Disassembly-driven turn-on fluorescent nanoprobe with adaptive signal amplification for quantitative carbonic anhydrase detection in whole blood and enhanced cancer imaging

Carbonic anhydrases (CAs), particularly CA Ⅸ, are critical biomarkers in cancer diagnosis and therapy, but quantitative detection in whole blood remains challenging due to intrinsic background fluorescence, limited signal amplification, and interference from blood autofluorescence. Here, we introduce a disassembly-driven fluorescent nanoprobe (SQ-H-SA) leveraging self-assembly, recognition-driven activation, and adaptive signal amplification.
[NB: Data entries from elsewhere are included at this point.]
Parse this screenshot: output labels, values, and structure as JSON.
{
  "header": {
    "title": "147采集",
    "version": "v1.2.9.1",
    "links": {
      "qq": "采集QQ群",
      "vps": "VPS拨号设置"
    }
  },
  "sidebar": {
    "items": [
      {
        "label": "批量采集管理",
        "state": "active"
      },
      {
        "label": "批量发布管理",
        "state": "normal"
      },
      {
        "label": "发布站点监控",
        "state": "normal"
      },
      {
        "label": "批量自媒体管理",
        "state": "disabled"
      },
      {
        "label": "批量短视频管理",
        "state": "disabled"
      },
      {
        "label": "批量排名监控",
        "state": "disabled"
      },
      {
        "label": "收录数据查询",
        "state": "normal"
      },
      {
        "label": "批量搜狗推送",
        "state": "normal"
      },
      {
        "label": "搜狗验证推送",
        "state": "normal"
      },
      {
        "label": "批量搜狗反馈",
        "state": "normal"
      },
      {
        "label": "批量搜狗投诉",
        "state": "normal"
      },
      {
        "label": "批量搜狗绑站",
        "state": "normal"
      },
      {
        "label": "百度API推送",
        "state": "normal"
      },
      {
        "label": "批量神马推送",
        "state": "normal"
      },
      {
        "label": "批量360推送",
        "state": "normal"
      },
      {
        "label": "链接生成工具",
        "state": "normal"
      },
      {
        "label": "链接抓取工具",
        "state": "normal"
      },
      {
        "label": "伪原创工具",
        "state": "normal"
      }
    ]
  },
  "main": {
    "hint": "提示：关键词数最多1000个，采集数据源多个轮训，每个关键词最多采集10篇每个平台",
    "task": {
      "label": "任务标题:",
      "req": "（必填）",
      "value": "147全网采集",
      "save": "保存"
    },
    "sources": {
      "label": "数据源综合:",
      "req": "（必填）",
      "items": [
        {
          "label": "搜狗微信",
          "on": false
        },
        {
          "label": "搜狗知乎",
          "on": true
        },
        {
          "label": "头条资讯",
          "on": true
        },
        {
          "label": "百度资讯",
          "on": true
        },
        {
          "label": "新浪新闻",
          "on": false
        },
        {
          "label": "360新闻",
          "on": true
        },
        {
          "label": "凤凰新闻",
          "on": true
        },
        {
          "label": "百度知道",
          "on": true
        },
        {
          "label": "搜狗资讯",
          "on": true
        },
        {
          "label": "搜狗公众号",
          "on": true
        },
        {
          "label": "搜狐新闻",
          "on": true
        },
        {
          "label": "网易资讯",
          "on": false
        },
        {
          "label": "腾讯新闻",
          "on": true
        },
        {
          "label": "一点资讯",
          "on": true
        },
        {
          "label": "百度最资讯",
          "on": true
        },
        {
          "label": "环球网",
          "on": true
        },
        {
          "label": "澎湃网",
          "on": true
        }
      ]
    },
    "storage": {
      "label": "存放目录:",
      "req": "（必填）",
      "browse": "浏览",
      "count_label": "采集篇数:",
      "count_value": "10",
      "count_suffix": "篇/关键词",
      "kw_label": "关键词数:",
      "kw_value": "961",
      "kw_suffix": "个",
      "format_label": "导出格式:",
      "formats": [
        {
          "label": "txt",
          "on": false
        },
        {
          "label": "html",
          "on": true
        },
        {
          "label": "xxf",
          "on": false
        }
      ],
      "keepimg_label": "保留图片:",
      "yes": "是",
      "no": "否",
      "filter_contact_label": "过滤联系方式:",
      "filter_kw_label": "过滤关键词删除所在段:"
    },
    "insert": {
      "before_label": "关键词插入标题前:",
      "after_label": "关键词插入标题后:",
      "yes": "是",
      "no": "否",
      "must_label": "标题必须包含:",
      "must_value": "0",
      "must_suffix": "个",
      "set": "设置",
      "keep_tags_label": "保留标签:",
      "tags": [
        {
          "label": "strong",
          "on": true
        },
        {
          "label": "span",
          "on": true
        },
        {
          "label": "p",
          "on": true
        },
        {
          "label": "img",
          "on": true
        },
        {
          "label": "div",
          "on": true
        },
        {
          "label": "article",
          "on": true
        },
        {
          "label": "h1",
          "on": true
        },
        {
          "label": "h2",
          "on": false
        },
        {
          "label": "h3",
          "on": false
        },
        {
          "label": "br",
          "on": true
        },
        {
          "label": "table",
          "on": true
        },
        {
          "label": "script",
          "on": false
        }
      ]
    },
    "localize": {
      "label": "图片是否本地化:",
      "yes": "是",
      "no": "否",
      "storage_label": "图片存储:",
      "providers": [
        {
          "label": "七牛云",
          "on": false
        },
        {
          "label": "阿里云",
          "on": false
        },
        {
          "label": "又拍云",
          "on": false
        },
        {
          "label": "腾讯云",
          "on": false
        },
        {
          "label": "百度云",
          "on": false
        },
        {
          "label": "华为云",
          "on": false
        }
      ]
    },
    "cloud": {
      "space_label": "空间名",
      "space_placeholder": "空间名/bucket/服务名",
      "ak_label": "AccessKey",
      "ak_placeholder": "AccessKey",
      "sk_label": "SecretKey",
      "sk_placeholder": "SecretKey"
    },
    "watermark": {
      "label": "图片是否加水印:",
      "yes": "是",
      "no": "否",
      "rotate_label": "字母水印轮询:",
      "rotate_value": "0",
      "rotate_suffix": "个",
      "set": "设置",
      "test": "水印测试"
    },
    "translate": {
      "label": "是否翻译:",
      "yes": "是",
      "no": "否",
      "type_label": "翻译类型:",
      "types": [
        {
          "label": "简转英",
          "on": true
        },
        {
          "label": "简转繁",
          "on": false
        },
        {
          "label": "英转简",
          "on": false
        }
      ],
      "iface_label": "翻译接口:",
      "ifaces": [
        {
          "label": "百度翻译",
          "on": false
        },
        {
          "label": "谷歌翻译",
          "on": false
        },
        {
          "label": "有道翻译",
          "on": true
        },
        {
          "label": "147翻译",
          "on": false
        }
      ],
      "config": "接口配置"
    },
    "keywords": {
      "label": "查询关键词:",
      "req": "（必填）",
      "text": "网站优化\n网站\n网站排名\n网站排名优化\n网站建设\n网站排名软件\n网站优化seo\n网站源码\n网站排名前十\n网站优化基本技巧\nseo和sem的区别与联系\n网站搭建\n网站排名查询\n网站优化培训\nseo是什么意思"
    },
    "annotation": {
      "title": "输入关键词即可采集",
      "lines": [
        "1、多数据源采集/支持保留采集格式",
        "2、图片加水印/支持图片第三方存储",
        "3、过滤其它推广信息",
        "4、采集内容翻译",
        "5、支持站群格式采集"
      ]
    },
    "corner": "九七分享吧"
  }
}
SQ-H-SA harnesses squaraine (SQ) dyes that self-assemble into stable, fluorescence-quenched aggregates in aqueous solution; upon CAs binding, the nanoprobe disassembles, enabling SQ monomers to become conformationally shielded within the protein’s hydrophobic pocket, achieving a rapid 45-fold fluorescence enhancement within minutes of interaction with 3 μM CA Ⅸ. SQ-H-SA nanoprobe exhibits good selectivity (with limited interference from serum albumin), sub-nanomolar sensitivity, and large signal-to-background ratio, enabled by ultralow intrinsic fluorescence and protein-assisted amplification. By effectively suppressing blood autofluorescence based on the inner filter effect, SQ-H-SA achieves reliable quantification of endogenous CAs. Notably, SQ-H-SA not only detected elevated CAs levels in untreated lung cancer patients and notable posttreatment reductions consistent with ELISA findings, but also facilitated high-throughput analysis of clinical specimens to improve diagnostic precision in liquid biopsies. Moreover, SQ-H-SA achieves the first selective, cell membrane-specific fluorescence imaging of CA Ⅸ in cancer cells and clinical lung cancer tissues.